Sept ans après l'écriture de son ouvrage sur les mécanismes neuronaux de l'apprentissage de la lecture Stanislas Dehaene reprend un travail dans la même veine, mais plus général, sur le fonctionnement du cerveau : la conscience. La tâche commence par la définition de ce qu'est la conscience, dotée d'une longue histoire de tentatives de définition philosophique. Son défi est de désormais définir la conscience, aux mécanismes demeurés si mystérieux jusqu'ici, de manière scientifique.

Le scientifique utilise des dispositifs technologiques comme l'électro-encéphalographie, l'imagerie par résonnance magnétique, ou encore la méthode de l'amorçage subliminal pour déterminer quel est le seuil entre l'information inconsciente et son accès au mode conscient.

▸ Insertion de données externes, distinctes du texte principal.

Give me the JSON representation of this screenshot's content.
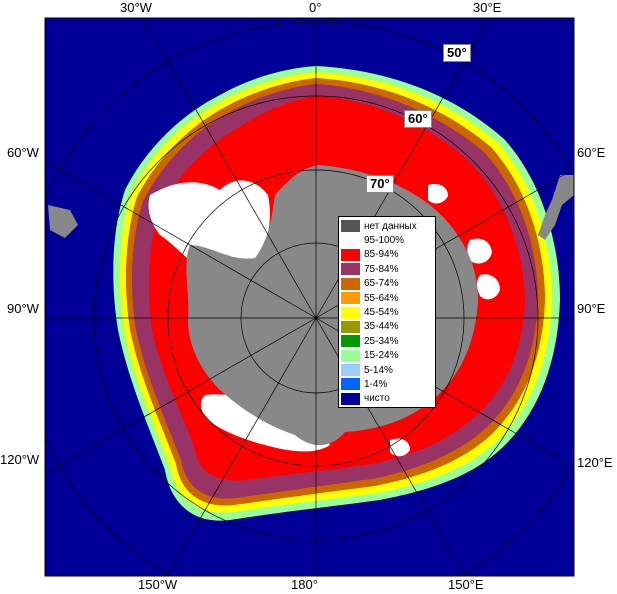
{
  "lon_labels": [
    {
      "id": "30w-top",
      "text": "30°W"
    },
    {
      "id": "0-top",
      "text": "0°"
    },
    {
      "id": "30e-top",
      "text": "30°E"
    },
    {
      "id": "60w",
      "text": "60°W"
    },
    {
      "id": "60e",
      "text": "60°E"
    },
    {
      "id": "90w",
      "text": "90°W"
    },
    {
      "id": "90e",
      "text": "90°E"
    },
    {
      "id": "120w",
      "text": "120°W"
    },
    {
      "id": "120e",
      "text": "120°E"
    },
    {
      "id": "150w",
      "text": "150°W"
    },
    {
      "id": "180",
      "text": "180°"
    },
    {
      "id": "150e",
      "text": "150°E"
    }
  ],
  "lat_labels": [
    {
      "id": "50",
      "text": "50°"
    },
    {
      "id": "60",
      "text": "60°"
    },
    {
      "id": "70",
      "text": "70°"
    }
  ],
  "legend": [
    {
      "label": "нет данных",
      "color": "#555555"
    },
    {
      "label": "95-100%",
      "color": "#ffffff"
    },
    {
      "label": "85-94%",
      "color": "#ff0000"
    },
    {
      "label": "75-84%",
      "color": "#993366"
    },
    {
      "label": "65-74%",
      "color": "#cc6600"
    },
    {
      "label": "55-64%",
      "color": "#ff9900"
    },
    {
      "label": "45-54%",
      "color": "#ffff00"
    },
    {
      "label": "35-44%",
      "color": "#999900"
    },
    {
      "label": "25-34%",
      "color": "#009900"
    },
    {
      "label": "15-24%",
      "color": "#99ff99"
    },
    {
      "label": "5-14%",
      "color": "#99ccff"
    },
    {
      "label": "1-4%",
      "color": "#0066ff"
    },
    {
      "label": "чисто",
      "color": "#000099"
    }
  ],
  "colors": {
    "ocean": "#000099",
    "land": "#888888",
    "no_data": "#555555"
  }
}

Il a ainsi déterminé quatre marqueurs de l'activité consciente du cerveau : une embrasement soudain de l'activité cérébrale en "tout ou rien, un pic d'activité à 300 millisecondes après la perception, des ondes gamma émises par les neurones activés, enfin une synchronisation de ces signaux dans des aires cérébrales éloignées.

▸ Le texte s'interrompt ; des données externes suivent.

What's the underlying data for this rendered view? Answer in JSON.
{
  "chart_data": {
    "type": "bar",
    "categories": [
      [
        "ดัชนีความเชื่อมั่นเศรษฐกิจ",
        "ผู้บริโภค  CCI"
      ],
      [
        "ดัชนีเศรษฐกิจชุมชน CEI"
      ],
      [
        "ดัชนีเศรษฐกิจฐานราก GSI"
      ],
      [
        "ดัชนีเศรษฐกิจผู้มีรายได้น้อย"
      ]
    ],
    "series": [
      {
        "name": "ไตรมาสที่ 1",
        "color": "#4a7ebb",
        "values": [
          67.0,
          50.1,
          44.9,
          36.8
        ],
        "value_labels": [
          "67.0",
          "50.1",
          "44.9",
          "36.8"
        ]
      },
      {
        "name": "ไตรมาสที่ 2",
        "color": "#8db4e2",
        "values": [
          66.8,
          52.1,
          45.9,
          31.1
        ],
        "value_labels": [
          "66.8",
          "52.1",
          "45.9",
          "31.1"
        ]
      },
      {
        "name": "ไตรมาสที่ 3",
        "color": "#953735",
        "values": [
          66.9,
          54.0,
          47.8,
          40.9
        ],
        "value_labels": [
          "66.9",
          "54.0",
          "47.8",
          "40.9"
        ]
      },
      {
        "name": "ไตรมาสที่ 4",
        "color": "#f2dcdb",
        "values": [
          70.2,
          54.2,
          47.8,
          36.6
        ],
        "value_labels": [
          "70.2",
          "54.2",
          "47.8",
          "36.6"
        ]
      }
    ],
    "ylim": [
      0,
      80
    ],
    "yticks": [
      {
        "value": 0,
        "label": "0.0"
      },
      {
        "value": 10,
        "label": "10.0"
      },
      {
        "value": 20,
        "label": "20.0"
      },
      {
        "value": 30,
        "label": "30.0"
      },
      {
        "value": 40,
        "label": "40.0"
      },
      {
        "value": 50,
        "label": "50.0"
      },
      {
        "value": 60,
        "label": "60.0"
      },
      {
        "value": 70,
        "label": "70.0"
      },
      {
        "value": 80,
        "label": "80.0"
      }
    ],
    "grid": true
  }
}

C'est à partir de ces «signatures de la conscience» qu'il élabore sa théorie de l'espace neuronal global : le réseau formé par les différentes aires cérébrales activées serait à l'origine de cette sensation de conscience, qui permet au cerveau de comparer des informations et des raisonnements complexes afin de prendre des décisions importantes et de s'adapter à des situations nouvelles. Pour prouver cette théorie et le reste des éléments qui l'ont mené à l'élaborer Stanislas Dehaene explique avec précision et clarté chaque étape de son cheminement scientifique : premièrement il formule son hypothèse, puis il met en place une expérience en expliquant le choix de la forme du dispositif. Après le déroulement de l'expérience, il en annonce les résultats, qu'il analyse et il en tire ses conclusions.

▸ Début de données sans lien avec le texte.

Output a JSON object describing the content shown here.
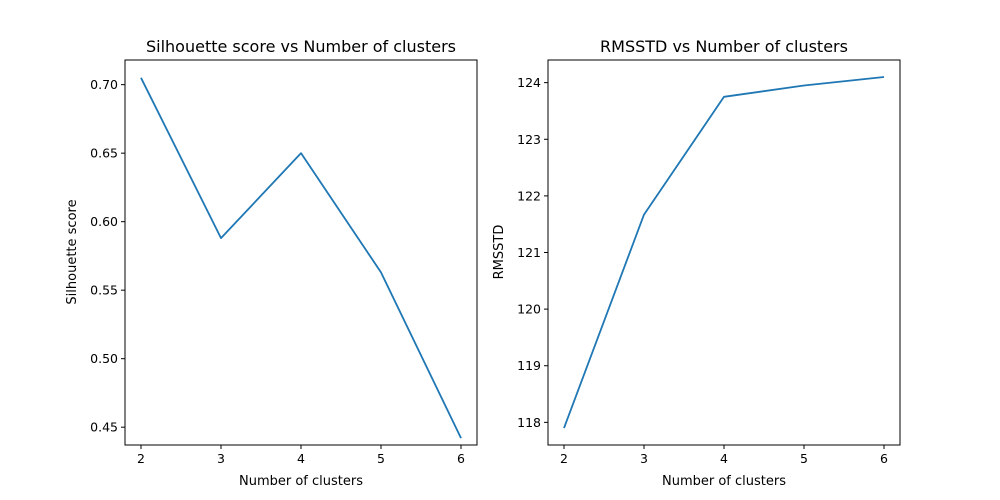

Tout au long de son ouvrage, Stanislas Dehaene prend soin de nous amener progressivement à comprendre le fonctionnement du cerveau sans besoin d'aucune connaissance préalable en neurosciences. Le lecteur est guidé pas à pas dans le cheminement de l'auteur. Il commence par la notion philosophique, récapitule les premières découvertes liées à la conscience, pour enfin nous amener aux dernières découvertes et en particulier à celle qu'il a élaborée. Mais, celle-ci n'est pas une fin en elle- même puisqu'il la présente comme le maillon d'une longue chaîne de découvertes ultérieures
Les applications du décodage de la conscience commencent déjà à fournir des améliorations dans le domaine médical : il peut en effet aider à identifier si des individus dans le coma ou en état végétatif apparent ont ou pourront récupérer des facultés cognitives et motrices. Toujours dans le même domaine, ces nouvelles connaissances peuvent permettre de les aider à communiquer avec leur entourage et même agir dans leur environnement.
L'ouvrage se termine comme il a commencé : par une réflexion philosophique sur la conscience. Mais il ne s'agit plus de la définir, il faut plutôt se demander à quels autres êtres elle s'applique. D'après les manifestations cérébrales définies à travers le travail de Stanislas Dehaene, peut-on en conclure que les bébés sont doués d'une conscience ? Selon lui, les bébés présentent bien les manifestations de la conscience mais de manière plus limitée que l'adulte. Une sorte de conscience en construction. Mais les singes, qui sont nos lointains cousins ? Et les autres animaux ? Et les machines fonctionnant sous intelligence artificielle? Malgré les études qui définissent précisément les manifestations biochimiques de la conscience dans le cerveau chez l'être humain, leur mise en application chez les autres espèces ne donne pas de réponse aussi tranchée. Ainsi pouvons. nous prédire de longs jours encore à la question philosophique et éthique de la conscience.